Meta de inflação atual é irrealista, e ideia de Lula é acertada, diz banqueiro
“Temos que ser realistas. O Brasil nunca teve uma inflação consistentemente abaixo de 4%”, diz o fundador do BR Partners Ricardo Lacerda
JOANA CUNHA
SÃO PAULO, SP
A ideia do presidente Luiz Inácio Lula da Silva de mudar meta de inflação para conter a taxa de juros, reiterada nesta quinta (6), é acertada, na opinião de Ricardo Lacerda, fundador do BR Partners.
Para o banqueiro, que tem sido um dos porta-vozes da preocupação do empresariado com a deterioração do crédito, uma meta de 4,75% ou 5,25% seria mais adequada ao momento e permitiria um ajuste na política monetária. “Temos que ser realistas. O Brasil nunca teve uma inflação consistentemente abaixo de 4%”, diz Lacerda.

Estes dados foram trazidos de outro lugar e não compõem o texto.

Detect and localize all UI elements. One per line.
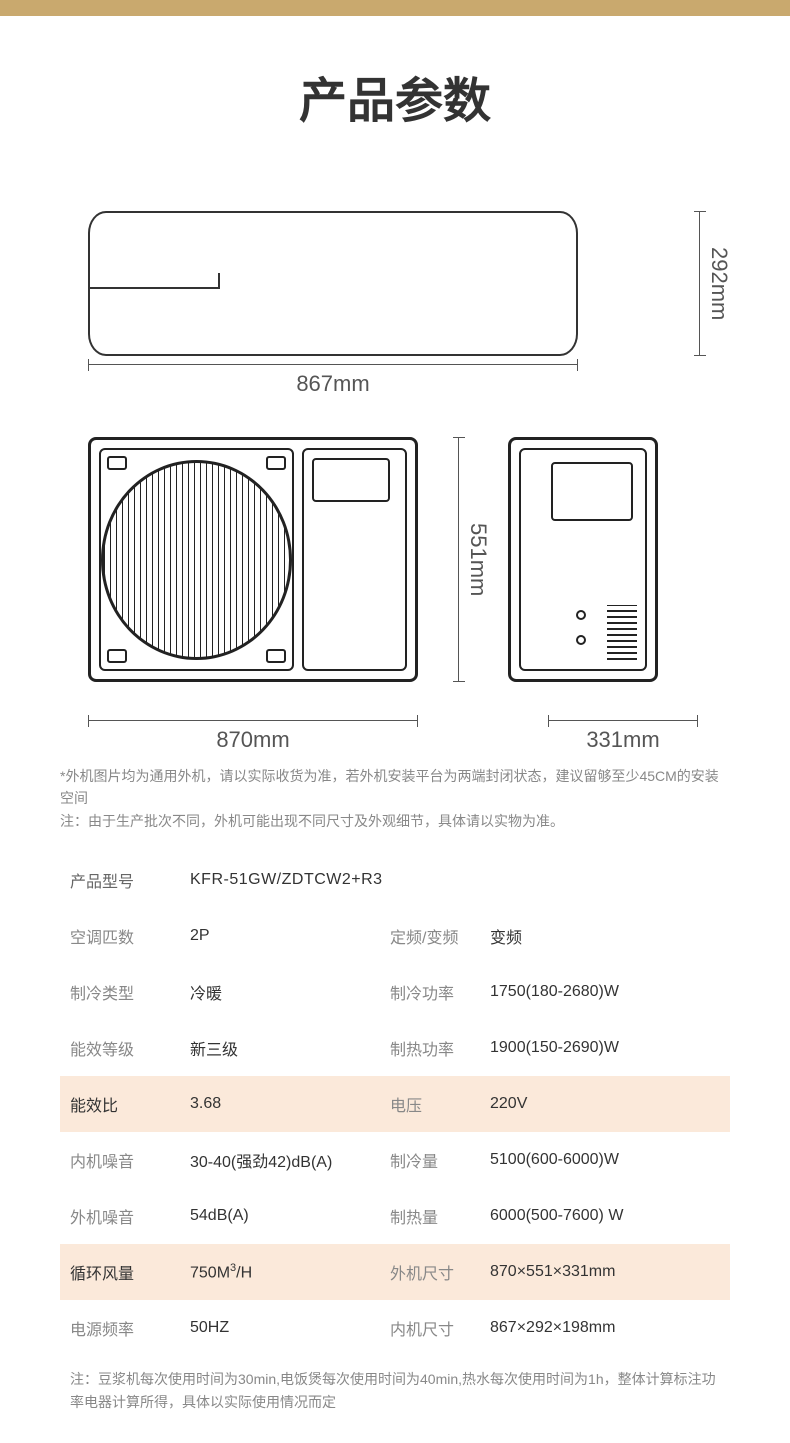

O sr. tem manifestado preocupação com o crédito. Qual é a perspectiva?
Estou muito preocupado com a velocidade da deterioração. No ano passado já vimos o início dessa deterioração no crédito de pessoas físicas. Agora estamos vendo forte deterioração no balanço das empresas.
Grandes empresas estão cortando investimentos. Médias e pequenas estão sendo sufocadas pela enorme carga de juros. Está acontecendo de maneira muito rápida e preocupante.
O Banco Central exagerou? O sr. vê viés político?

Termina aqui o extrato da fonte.